Insured losses estimated at $3B for Beirut port disaster
Protests have erupted across Lebanon with people demanding answers for the deadly calamity that has devastated Beirut.
Early estimates project insured losses to total around $3 billion from the Beirut port disaster on Aug. 4, according to insurance sources cited by Reuters.
The explosion, which officials have blamed on highly explosive ammonium nitrate stored at the port, killed 154 people and leveled areas of the capital city. The blast was so powerful that it could be heard in Cyprus across the Mediterranean Sea.
Insurance professionals are drawing comparisons between the Beirut port blast and the 2015 Tianjin warehouse explosion, which killed 116 and caused between $2.5 and $3.5 billion in insured losses, said Reuters.
The Association of Insurance Companies in Lebanon (ACAL) project the total economic cost of the catastrophe could be between $5 billion and $10 billion, with about 30% of the damage covered by insurance.
Chris Wylie, regional managing director for the Middle East at Charles Taylor Adjusting, told S&P Global Market Intelligence that the Beirut event likely will trigger claims in property and business interruption, as well as marine hull, machinery, and cargo. Other lines, including political violence, trade credit, and contingent/supply chain business interruption, also may be impacted.
In an Aug. 7 bulletin, reinsurance broker Guy Carpenter & Co. said its analysis suggests the total combined hull, cargo, and port facility losses should be within $250 million.
Outrage spreads
Protests erupted across Lebanon in the days after the Beirut blast, demanding answers over the government’s role in the deadly calamity.

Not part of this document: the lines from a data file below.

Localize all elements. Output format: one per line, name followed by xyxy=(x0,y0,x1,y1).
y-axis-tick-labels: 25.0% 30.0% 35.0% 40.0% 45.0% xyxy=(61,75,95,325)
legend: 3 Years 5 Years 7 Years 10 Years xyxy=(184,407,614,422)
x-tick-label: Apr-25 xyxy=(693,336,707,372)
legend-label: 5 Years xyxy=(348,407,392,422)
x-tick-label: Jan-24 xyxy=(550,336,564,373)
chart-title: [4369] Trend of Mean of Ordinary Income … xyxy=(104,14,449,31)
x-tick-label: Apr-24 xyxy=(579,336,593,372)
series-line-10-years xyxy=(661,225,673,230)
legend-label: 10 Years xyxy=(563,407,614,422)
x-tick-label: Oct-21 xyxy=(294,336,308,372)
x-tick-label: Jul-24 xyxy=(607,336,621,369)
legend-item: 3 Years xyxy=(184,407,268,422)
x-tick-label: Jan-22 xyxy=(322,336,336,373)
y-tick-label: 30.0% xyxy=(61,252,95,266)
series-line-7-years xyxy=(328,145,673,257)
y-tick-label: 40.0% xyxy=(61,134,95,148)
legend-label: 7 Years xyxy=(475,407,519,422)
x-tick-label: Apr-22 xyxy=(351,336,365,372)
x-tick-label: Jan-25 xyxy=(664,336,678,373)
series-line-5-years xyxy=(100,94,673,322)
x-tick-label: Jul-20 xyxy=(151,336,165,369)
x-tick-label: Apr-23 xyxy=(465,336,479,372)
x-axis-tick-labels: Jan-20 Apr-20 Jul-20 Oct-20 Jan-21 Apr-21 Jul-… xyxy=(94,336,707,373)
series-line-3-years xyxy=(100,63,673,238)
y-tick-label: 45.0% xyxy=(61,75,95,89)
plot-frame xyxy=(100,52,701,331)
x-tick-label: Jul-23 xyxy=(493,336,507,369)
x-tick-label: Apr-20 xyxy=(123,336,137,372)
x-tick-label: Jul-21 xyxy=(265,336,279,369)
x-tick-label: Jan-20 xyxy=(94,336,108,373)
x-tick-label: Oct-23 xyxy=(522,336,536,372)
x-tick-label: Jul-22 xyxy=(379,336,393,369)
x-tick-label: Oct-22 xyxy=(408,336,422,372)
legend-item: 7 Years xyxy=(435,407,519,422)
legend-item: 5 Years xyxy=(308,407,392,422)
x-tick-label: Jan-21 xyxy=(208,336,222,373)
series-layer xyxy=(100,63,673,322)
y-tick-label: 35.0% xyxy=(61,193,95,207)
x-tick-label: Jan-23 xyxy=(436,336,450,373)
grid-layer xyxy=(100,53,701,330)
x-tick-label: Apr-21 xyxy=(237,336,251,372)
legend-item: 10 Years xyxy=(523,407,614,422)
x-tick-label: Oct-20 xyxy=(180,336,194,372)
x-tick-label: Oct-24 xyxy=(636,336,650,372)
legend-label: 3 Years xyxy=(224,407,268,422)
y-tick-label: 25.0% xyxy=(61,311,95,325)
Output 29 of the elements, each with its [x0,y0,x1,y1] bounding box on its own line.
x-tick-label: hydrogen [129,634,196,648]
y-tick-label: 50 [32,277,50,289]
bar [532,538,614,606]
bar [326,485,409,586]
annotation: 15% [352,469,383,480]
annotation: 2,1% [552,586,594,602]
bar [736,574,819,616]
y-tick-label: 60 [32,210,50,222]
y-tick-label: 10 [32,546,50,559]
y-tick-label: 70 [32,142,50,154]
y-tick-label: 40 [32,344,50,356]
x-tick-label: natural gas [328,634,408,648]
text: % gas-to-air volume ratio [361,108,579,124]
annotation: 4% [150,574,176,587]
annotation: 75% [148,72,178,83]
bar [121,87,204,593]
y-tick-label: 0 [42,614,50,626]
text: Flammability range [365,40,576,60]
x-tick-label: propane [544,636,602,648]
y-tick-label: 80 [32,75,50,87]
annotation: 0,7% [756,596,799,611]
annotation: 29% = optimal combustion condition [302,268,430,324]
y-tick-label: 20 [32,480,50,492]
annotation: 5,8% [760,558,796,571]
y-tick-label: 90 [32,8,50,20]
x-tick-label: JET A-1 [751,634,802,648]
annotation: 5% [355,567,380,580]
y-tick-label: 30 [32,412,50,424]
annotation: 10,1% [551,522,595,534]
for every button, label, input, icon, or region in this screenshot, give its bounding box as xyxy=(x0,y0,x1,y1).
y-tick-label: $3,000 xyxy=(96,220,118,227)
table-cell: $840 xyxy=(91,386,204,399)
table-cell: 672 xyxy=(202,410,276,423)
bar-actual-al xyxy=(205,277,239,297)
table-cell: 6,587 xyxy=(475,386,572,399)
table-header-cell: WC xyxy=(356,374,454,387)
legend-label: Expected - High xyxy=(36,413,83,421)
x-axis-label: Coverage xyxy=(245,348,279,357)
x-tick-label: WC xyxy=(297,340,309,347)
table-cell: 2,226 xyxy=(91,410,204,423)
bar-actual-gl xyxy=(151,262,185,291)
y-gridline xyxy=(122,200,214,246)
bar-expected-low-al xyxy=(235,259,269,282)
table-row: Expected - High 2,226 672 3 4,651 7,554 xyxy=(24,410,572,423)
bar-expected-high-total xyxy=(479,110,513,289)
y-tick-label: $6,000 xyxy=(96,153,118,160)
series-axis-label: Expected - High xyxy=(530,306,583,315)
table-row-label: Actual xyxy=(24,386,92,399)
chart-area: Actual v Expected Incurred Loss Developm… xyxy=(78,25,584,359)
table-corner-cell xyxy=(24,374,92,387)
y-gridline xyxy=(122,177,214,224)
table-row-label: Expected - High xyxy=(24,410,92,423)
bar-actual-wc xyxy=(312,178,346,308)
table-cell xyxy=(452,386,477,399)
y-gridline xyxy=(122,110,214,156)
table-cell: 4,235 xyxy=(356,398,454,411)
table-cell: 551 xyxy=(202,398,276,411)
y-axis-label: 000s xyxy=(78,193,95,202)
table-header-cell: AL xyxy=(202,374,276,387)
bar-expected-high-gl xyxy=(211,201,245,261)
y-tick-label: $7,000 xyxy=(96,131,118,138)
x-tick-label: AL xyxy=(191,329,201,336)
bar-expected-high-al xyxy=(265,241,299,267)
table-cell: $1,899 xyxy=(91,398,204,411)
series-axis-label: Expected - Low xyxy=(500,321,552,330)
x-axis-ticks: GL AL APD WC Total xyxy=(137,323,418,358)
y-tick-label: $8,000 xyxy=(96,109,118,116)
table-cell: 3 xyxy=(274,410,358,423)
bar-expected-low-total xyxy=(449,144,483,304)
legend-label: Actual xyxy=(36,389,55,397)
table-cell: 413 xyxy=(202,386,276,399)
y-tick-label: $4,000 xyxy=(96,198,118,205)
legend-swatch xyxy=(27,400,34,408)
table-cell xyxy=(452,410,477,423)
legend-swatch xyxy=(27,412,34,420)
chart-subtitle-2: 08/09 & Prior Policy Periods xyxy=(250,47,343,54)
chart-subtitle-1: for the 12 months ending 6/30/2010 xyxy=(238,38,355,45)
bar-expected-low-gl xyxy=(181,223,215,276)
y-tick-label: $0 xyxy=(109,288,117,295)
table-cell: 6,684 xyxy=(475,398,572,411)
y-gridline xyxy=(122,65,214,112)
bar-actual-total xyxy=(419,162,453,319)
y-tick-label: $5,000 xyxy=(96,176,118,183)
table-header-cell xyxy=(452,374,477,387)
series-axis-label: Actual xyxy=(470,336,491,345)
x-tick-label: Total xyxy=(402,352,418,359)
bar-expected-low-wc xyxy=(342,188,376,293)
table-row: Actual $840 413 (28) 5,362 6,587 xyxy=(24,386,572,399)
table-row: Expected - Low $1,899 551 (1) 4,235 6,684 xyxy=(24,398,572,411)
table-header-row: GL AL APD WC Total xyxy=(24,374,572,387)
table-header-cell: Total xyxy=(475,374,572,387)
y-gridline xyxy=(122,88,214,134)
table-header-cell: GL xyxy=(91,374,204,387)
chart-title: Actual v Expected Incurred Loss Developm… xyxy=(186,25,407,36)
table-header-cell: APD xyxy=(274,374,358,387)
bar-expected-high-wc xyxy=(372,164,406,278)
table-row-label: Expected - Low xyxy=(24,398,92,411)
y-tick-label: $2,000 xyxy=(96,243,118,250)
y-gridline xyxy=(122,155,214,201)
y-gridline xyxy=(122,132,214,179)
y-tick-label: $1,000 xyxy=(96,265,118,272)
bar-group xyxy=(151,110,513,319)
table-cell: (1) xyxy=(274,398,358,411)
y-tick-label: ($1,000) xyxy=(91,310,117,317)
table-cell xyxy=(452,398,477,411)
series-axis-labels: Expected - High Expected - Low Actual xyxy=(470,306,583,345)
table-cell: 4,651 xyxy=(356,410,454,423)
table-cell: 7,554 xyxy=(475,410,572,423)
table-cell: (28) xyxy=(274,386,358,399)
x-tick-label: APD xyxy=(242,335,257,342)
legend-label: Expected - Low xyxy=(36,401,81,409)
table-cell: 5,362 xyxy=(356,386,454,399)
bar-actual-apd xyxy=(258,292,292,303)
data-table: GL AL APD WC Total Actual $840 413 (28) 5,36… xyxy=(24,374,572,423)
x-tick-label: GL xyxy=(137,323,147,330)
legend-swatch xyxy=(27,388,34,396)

“It’s like an apocalypse,” Yassine Jaber, a Lebanese lawmaker, told Bloomberg. “Pure negligence, and that’s the ultimate manifestation of how bad governance has been in Lebanon, with no accountability whatsoever, a manifestation of failure that should jolt us to wake up.”
On Monday (Aug. 10), Lebanese Prime Minister Hassan Diab and his cabinet resigned amidst the civil unrest.
However, the resignations could lead to more political instability if the Lebanese government continually fails to deliver on protestors’ demands.
“We need to move forward with the reforms, structural reforms, not just normal reforms,” said Jaber to Bloomberg TV. “There has been resistance in the political scene for implementing these reforms. I think from here onwards, if this resistance persists, I think the country cannot delay doing these reforms anymore, and a total collapse is on the cards.”